20-EPN-046: Impact-induced volatile release from calcium sulphates anhydrite and gypsum

20-EPN-046: iVOL – Impact-induced volatile release from calcium sulphates anhydrite and gypsum re-investigated in an open system by two-stage light-gas gun impact experiments

Virtual visit by Christopher Hamann and Robert Luther of Museum für Naturkunde Berlin (Germany), to TA2.7 Light Gas Gun Laboratory, University of Kent (UK)
Dates of visit: 01 September 2021 – 01 May 2022

Clarifying the response of volatile-bearing materials such as sulphates and carbonates to hypervelocity impacts is important, as it relates to the potential modification of planetary atmospheres by release of volatiles. However, most previous studies aimed at delineating the shock behaviour of sulphates and carbonates were done using confined or ‘closed’ setups (e.g., shock-recovery experiments) that hampered formation and escape of volatile species resulting from shock compression and subsequent release. Here, we focus on calcium sulphates, which are abundant on Earth and Mars and are likely targets of hypervelocity impacts. 

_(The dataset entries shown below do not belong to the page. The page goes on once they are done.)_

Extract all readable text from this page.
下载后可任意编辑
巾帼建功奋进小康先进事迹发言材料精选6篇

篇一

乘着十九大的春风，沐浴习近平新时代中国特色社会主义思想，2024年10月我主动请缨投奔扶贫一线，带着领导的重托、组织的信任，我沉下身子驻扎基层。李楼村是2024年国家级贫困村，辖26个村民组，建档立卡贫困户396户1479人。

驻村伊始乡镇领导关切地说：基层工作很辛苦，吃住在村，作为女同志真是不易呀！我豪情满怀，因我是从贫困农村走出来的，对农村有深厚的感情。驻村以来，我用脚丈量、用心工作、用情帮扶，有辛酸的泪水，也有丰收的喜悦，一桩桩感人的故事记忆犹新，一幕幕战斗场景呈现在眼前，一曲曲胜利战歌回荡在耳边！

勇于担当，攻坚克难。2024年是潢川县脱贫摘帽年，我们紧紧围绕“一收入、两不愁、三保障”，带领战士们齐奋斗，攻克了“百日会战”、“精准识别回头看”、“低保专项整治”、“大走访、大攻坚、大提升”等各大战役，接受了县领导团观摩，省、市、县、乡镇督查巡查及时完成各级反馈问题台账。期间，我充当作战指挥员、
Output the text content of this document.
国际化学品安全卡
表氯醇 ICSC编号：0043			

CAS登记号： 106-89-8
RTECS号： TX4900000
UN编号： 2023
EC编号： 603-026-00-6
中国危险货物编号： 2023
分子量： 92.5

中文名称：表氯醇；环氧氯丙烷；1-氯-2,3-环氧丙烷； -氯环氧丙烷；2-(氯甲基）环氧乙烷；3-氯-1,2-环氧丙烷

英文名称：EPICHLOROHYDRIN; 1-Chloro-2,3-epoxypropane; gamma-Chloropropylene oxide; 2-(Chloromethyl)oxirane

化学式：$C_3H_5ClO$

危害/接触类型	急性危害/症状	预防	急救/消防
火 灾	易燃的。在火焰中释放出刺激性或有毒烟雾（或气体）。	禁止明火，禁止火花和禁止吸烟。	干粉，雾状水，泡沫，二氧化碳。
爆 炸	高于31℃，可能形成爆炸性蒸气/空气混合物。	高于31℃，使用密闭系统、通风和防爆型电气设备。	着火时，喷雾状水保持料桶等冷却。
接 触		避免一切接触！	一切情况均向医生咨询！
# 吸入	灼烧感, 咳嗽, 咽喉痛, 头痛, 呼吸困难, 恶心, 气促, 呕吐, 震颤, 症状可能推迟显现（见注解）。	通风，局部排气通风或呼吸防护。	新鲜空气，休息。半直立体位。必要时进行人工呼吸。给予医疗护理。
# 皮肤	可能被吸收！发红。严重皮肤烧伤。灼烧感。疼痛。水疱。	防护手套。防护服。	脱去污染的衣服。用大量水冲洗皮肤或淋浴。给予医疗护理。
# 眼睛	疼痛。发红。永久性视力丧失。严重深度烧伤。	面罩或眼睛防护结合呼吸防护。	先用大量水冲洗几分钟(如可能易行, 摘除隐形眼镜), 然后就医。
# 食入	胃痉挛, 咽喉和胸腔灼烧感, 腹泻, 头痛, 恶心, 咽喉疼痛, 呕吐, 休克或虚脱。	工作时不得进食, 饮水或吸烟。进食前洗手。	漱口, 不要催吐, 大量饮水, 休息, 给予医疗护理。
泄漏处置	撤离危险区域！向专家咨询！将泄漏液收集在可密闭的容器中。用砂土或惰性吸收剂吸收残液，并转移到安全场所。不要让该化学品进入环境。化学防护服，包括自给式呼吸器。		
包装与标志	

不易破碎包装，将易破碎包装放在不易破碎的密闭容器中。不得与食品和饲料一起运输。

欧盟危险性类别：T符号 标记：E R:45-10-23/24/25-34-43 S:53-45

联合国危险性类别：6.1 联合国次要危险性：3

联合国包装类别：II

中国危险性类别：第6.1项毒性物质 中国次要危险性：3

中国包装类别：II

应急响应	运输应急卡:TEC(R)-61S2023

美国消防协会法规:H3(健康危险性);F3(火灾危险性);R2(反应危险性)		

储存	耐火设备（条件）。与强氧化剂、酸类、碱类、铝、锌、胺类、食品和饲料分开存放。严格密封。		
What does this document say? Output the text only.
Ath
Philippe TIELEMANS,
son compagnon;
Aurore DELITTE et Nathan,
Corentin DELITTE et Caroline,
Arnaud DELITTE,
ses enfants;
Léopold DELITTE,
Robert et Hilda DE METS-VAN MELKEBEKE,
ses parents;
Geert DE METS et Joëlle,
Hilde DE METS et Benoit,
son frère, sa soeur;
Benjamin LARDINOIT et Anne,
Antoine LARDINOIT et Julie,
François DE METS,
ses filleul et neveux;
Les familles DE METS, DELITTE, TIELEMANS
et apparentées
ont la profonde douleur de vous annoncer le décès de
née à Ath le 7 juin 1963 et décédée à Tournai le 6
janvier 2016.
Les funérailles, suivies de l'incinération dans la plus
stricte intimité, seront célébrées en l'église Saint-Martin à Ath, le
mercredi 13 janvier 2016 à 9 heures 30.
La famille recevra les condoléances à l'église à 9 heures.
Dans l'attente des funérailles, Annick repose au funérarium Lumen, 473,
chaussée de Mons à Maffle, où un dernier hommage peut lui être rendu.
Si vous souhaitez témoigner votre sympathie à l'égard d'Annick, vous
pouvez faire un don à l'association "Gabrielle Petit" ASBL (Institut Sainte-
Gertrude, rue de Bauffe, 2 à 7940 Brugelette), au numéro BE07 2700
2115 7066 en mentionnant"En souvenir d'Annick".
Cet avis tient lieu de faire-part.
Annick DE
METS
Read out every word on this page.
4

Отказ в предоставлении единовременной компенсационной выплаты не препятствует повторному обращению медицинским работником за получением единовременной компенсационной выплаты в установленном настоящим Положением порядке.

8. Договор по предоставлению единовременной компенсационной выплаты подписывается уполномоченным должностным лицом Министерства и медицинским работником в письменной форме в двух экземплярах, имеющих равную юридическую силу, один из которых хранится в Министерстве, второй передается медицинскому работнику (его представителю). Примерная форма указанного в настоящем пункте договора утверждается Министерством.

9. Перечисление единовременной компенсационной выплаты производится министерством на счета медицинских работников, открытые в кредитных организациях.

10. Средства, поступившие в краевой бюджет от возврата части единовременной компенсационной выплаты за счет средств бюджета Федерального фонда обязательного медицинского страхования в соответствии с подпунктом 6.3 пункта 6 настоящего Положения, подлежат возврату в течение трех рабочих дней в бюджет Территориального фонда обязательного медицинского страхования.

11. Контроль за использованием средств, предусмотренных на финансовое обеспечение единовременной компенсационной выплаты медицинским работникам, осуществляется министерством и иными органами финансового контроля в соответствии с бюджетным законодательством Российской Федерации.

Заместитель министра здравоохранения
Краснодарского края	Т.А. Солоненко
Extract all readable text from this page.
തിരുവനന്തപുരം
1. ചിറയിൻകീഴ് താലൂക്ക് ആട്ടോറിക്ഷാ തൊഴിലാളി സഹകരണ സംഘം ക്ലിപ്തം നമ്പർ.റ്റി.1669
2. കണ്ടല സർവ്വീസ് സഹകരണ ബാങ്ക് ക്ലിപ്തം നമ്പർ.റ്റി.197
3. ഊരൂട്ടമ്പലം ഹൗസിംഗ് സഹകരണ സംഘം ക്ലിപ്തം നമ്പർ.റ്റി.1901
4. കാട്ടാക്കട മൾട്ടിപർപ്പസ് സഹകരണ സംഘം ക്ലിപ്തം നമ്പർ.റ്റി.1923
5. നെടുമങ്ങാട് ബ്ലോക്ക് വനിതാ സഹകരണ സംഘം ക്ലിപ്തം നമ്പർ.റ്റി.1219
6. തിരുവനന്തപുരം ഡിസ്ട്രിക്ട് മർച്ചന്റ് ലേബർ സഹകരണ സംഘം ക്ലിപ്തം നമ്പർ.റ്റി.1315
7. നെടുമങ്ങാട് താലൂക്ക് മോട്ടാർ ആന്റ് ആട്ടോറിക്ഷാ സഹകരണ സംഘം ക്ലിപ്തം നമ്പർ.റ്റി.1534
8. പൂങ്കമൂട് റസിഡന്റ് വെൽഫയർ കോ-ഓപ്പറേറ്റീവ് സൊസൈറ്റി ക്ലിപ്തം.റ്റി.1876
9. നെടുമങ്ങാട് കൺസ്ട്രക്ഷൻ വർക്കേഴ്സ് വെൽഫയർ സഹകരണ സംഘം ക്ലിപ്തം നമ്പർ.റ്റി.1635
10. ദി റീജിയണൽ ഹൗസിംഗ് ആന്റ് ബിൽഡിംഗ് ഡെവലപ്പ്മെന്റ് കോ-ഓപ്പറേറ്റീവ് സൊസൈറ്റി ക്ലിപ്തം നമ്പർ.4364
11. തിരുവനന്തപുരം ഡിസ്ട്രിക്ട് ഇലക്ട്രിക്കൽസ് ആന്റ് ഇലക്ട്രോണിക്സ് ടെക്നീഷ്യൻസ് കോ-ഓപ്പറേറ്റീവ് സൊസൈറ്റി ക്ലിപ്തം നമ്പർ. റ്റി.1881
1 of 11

By using the two-stage light-gas gun at the University of Kent Light Gas Gun Laboratory, we investigated the response of gypsum (CaSO4⋅2H2O) and anhydrite (CaSO4) to hypervelocity impacts in a fully unconfined or ‘open’ system that allowed impact-induced formation and escape of volatiles such as H2O and SO2/SO3 as well as recovery of shocked materials. By petrographic investigation of shocked, solid ejecta and materials lining the impact craters, we find that dehydration of gypsum to anhydrite proceeds via bassanite (CaSO4⋅0.5H2O) and results in distinct changes of microtextures (e.g., dehydration cracks) and Raman spectra (e.g., weakening of water Raman bands). In addition, further devolatilization of sulphur-bearing species from anhydrite or solid dehydration products as well as melting is suggested from a distinct Ca-enrichment in µXRF element distribution maps and certain microtextures (e.g., spherical objects resembling melt spherules) observed under the SEM, respectively. These characteristics may be used to identify shocked calcium sulphates among terrestrial or extraterrestrial (e.g., future Martian) samples.


20-EPN2-116: Hypervelocity Impacts for DISC Calibration

20-EPN2-116: HIDISCC (Hypervelocity Impacts for DISC Calibration)

Visit by Vincenzo Della Corte, Osservatorio Astronomico Capodimonte Napoli, INAF (Italy), to TA2.7 Light Gas Gun Laboratory, University of Kent (UK)
Dates of visit: 27-29 March 2023

Report summary: The Comet Interceptor space mission is to launch in 2029 to study a dynamically new comet. Two of the three spacecraft involved will host copies of the Dust Impact Sensor and Counter (DISC), which will measure the physical properties of cometary dust. The spacecraft’s velocity (7-70 km/s) will result in hypervelocity dust impacts on DISC. Combined with the range of dust particle sizes, this will create a wide range of impact momentum (10-11–10-3 kg/m/s). To cover the upper part of the momentum range, DISC calibration will be performed with hypervelocity simulated impacts induced by lasers. To perform DISC characterization and calibration in the lower momentum range, we carried out experiments at the Light Gas Gun Impact Facility at the University of Kent (UK).

To calibrate DISC and check the sensing element formed by the aluminum plate and the piezoelectric transducers:

  • We performed 9 shots at the Light Gas Gun Impact Facility at the University of Kent. We used different particle sizes and materials and different speeds, utilising different approaches, i.e. single particles with diameters down to 400 nm and buck-shots of a mixture of minerals and very light hollow spheres.
  • The signals from the piezoelectrics will be used to verify DISC estimated performance and enable a generally-valid impact sensor calibration procedure.

All 9 shots provided signals, this was for both single impacts and multiple buck- shot impacts. The results of the experiment confirmed the capability of the instrument to measure the momentum of particles impacting in the hypervelocity range.